Challenges, however, still exist with sample preparation. These include depositing material for analysis onto substrates such as filters without unintentionally introducing further contamination as well as dispersing material sparsely enough so that image analysis algorithms can distinguish between individual particles but not so sparsely that too few particles are analysed.
Extraction of the contaminant from the product and/or removal of product residue remains a significant problem. Method development is usually required to determine what solvents or procedures will remove a product without dissolving the contaminant. One solution is not to extract but to map in situ.
This can be done using either optical confocal or electron scanning in conjunction with one of the spectroscopy techniques.
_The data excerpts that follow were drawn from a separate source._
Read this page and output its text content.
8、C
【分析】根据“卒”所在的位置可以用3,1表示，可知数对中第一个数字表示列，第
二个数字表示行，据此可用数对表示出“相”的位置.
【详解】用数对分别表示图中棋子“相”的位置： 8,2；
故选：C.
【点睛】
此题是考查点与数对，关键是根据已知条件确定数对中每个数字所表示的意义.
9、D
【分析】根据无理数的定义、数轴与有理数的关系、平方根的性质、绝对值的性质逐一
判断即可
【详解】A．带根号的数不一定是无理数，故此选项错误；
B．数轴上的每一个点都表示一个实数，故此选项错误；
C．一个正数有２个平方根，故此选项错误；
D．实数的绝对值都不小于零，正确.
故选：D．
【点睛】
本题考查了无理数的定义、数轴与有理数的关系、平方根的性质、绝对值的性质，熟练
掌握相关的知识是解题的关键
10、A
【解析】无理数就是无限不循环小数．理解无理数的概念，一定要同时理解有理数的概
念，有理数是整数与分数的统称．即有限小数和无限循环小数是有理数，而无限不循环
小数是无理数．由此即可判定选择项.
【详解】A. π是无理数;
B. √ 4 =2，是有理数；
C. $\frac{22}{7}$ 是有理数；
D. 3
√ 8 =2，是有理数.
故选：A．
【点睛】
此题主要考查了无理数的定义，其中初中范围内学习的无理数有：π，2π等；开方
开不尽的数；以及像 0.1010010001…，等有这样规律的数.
When this is done, every pixel in the map is represented by a spectrum. The user can then select features such as FT-IR or Raman bands or peaks from EDX or XRF spectra and generate subsidiary maps to highlight the presence of a particular component or substance.
Once highlighted statistical functionality within image analysis software can be used to characterise the size frequency distribution of a sub-population of identified particles.
Faster cheaper processing and greater data storage are continuing to be a game changer in tomography. Together with improvements in X-ray optics, this has resulted in X-ray microtomography or micro CT, which contrasts according to the density of a substance to X-rays, becoming an increasingly useful and used tool in forensic laboratories, with top of the range benchtop devices able to resolve features well below a micrometre. Ultimately this tool can non-destructively render the interior of solid objects and hence locate included contaminants in situ.
Increased automation and the ability to better determine the composition of a greater number of diminishingly small particles may have its downside dependent on your point of view. It is the expectation of the regulator, especially in pharmaceutical environment subject to GMP, that everything perceived as "reasonably practicable" is done to find the root cause of a contamination event and put measures in place to prevent re-occurrence. With the advent of such powerful tools described above, regulators' perception of what is reasonably practicable is continually changing and more analysis to characterise contamination more fully will be expected.